Bradford Morrow: The Diviner’s Tale
April 5, 2011 by David
Filed under Fiction, WritersCast
978-0547382630 – Hardcover – Houghton Mifflin Harcourt – $26.00 (ebook version also available)
I have read a number of truly fine books over the past couple of years, most of which I have talked about on Writerscast. It’s important to me that I’ve only been writing and talking about books I really liked. A few of these wonderful books have just bowled me over, and Bradford Morrow’s The Diviner’s Tale is one of those. It’s a tightly woven story and powerfully interior, paradoxically, as it is set in a variety of geographic locales (all familiar to the author and therefore quite beautifully described).
Reading this book, I found myself propelled by the force of the story, and enthralled with the main character Cassandra Brooks, a single mother of two boys, daughter of a professional dowser, who is blessed and cursed by visions (Cassandra in Greek mythology had the gift of prophecy) and conflicted about her own ability to find water underground (the last name Brooks is no accident either).
The book opens with a chilling and frightening event – Cassandra is walking the woods for a client and comes across a hanged girl, who is to her, not an apparition. But when she brings the local sheriff to the scene (he is a former love interest – it’s a typical small town in upstate New York where everyone knows everyone), there is no sign of the hanged girl. But they find another girl, and that launches the story’s trajectory which ultimately forces Cassandra to confront long buried secrets in her past and some very real and dangerous possibilities for her in the present.
While the story is set in upstate New York, near the Delaware River, a significant part of the book takes place in the beautifully drawn islands of Maine near Mt.
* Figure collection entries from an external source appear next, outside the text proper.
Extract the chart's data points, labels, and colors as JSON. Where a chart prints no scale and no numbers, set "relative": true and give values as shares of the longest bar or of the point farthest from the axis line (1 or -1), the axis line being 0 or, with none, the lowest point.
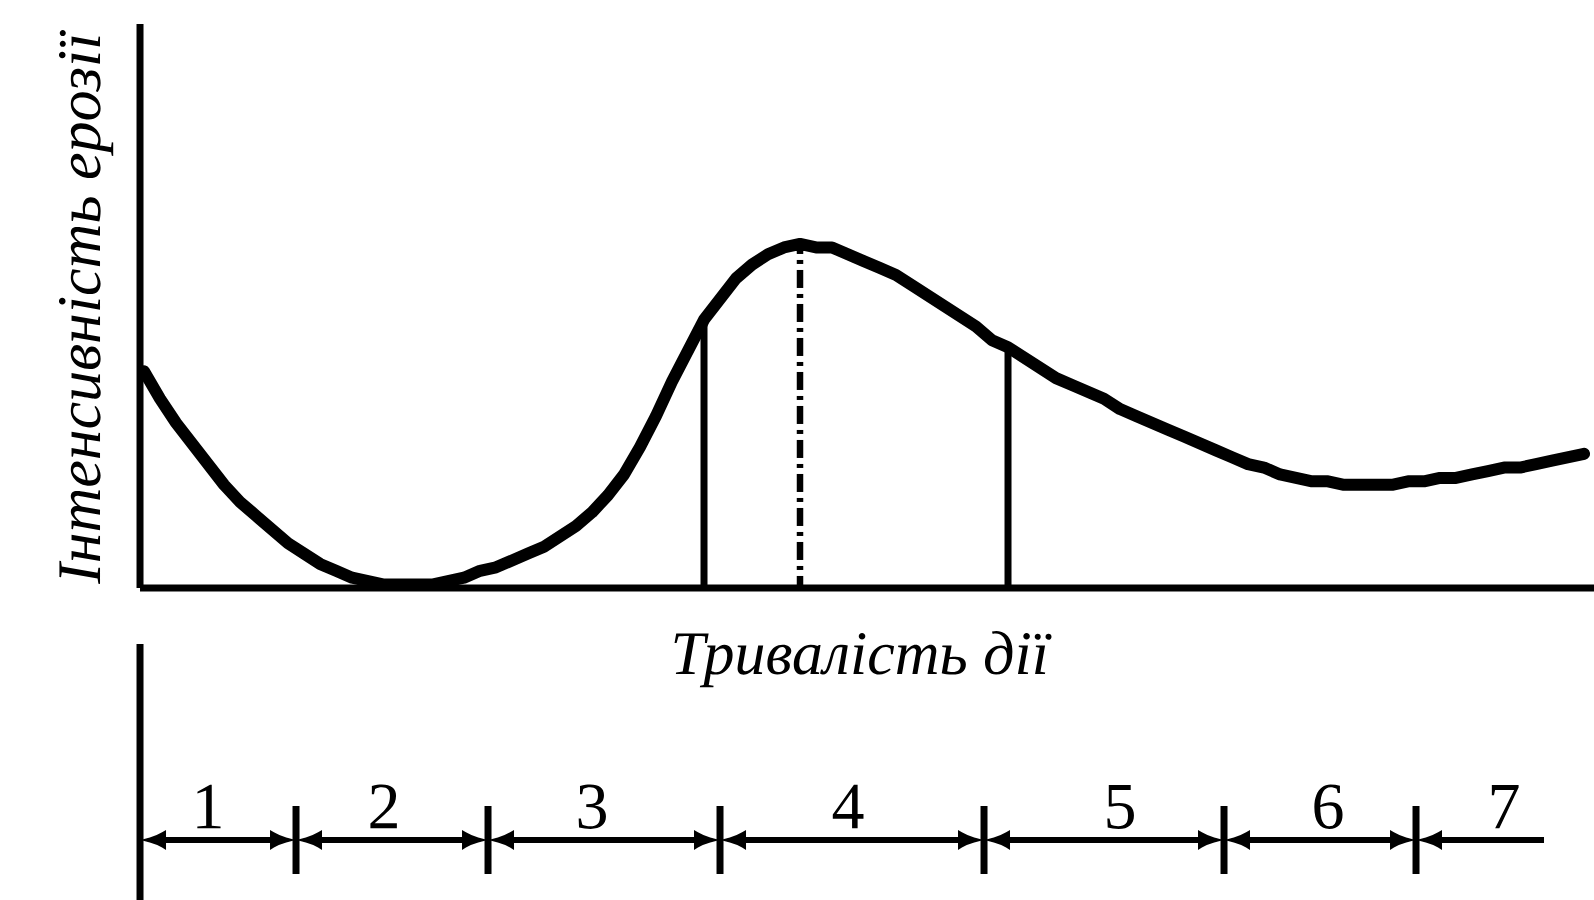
{
  "chart_data": {
    "type": "line",
    "relative": true,
    "xlabel": "Тривалість дії",
    "ylabel": "Інтенсивність ерозії",
    "categories": [
      null,
      null,
      null,
      null,
      "1",
      null,
      null,
      null,
      null,
      null,
      null,
      null,
      null,
      null,
      null,
      "2",
      null,
      null,
      null,
      null,
      null,
      null,
      null,
      null,
      null,
      null,
      null,
      null,
      "3",
      null,
      null,
      null,
      null,
      null,
      null,
      null,
      null,
      null,
      null,
      null,
      null,
      null,
      null,
      null,
      "4",
      null,
      null,
      null,
      null,
      null,
      null,
      null,
      null,
      null,
      null,
      null,
      null,
      null,
      null,
      null,
      null,
      "5",
      null,
      null,
      null,
      null,
      null,
      null,
      null,
      null,
      null,
      null,
      null,
      null,
      "6",
      null,
      null,
      null,
      null,
      null,
      null,
      null,
      null,
      null,
      null,
      "7",
      null,
      null,
      null,
      null,
      null
    ],
    "series": [
      {
        "color": "#000000",
        "values": [
          0.63,
          0.55,
          0.48,
          0.42,
          0.36,
          0.3,
          0.25,
          0.21,
          0.17,
          0.13,
          0.1,
          0.07,
          0.05,
          0.03,
          0.02,
          0.01,
          0.01,
          0.01,
          0.01,
          0.02,
          0.03,
          0.05,
          0.06,
          0.08,
          0.1,
          0.12,
          0.15,
          0.18,
          0.22,
          0.27,
          0.33,
          0.41,
          0.5,
          0.6,
          0.69,
          0.78,
          0.84,
          0.9,
          0.94,
          0.97,
          0.99,
          1.0,
          0.99,
          0.99,
          0.97,
          0.95,
          0.93,
          0.91,
          0.88,
          0.85,
          0.82,
          0.79,
          0.76,
          0.72,
          0.7,
          0.67,
          0.64,
          0.61,
          0.59,
          0.57,
          0.55,
          0.52,
          0.5,
          0.48,
          0.46,
          0.44,
          0.42,
          0.4,
          0.38,
          0.36,
          0.35,
          0.33,
          0.32,
          0.31,
          0.31,
          0.3,
          0.3,
          0.3,
          0.3,
          0.31,
          0.31,
          0.32,
          0.32,
          0.33,
          0.34,
          0.35,
          0.35,
          0.36,
          0.37,
          0.38,
          0.39
        ]
      },
      {
        "type": "bar",
        "color": "#000000",
        "values": [
          null,
          null,
          null,
          null,
          null,
          null,
          null,
          null,
          null,
          null,
          null,
          null,
          null,
          null,
          null,
          null,
          null,
          null,
          null,
          null,
          null,
          null,
          null,
          null,
          null,
          null,
          null,
          null,
          null,
          null,
          null,
          null,
          null,
          null,
          null,
          0.78,
          null,
          null,
          null,
          null,
          null,
          null,
          null,
          null,
          null,
          null,
          null,
          null,
          null,
          null,
          null,
          null,
          null,
          null,
          0.7,
          null,
          null,
          null,
          null,
          null,
          null,
          null,
          null,
          null,
          null,
          null,
          null,
          null,
          null,
          null,
          null,
          null,
          null,
          null,
          null,
          null,
          null,
          null,
          null,
          null,
          null,
          null,
          null,
          null,
          null,
          null,
          null,
          null,
          null,
          null,
          null
        ]
      },
      {
        "type": "bar",
        "color": "#000000",
        "line_style": "dashdot",
        "values": [
          null,
          null,
          null,
          null,
          null,
          null,
          null,
          null,
          null,
          null,
          null,
          null,
          null,
          null,
          null,
          null,
          null,
          null,
          null,
          null,
          null,
          null,
          null,
          null,
          null,
          null,
          null,
          null,
          null,
          null,
          null,
          null,
          null,
          null,
          null,
          null,
          null,
          null,
          null,
          null,
          null,
          1.0,
          null,
          null,
          null,
          null,
          null,
          null,
          null,
          null,
          null,
          null,
          null,
          null,
          null,
          null,
          null,
          null,
          null,
          null,
          null,
          null,
          null,
          null,
          null,
          null,
          null,
          null,
          null,
          null,
          null,
          null,
          null,
          null,
          null,
          null,
          null,
          null,
          null,
          null,
          null,
          null,
          null,
          null,
          null,
          null,
          null,
          null,
          null,
          null,
          null
        ]
      }
    ]
  }
}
Desert – more water, more mystery, more danger for Cassandra and the reader.
Morrow is a terrific writer, and has written a number of very fine novels, but this one may well be his best book thus far. The Diviner’s Tale is a bit of a mash up, taking elements of mysteries, thrillers, and even supernatural novels, merging them into a dark melange that stands alone as an original work of modernist fiction. I liked what Joyce Carol Oates said about it – “luminous and magical…a feat of prose divination.” Well put indeed.
This book is a great pleasure to discover.
And talking to Brad was a pleasure as well. He knows himself, his work, and what it means. He talks fluently about this book, and the story of how the novel was born is definitely worth hearing. I hope you will enjoy our conversation as thoroughly as I did.
The author’s website is worth a visit too – you get a chance to read some of his stories and find out more about his many projects (I knew Brad first as the editor of the extraordinary and long lasting literary magazine Conjunctions, now up to issue #55, and which has managed to retain its sense of discovery over many years and many different literary styles and genres).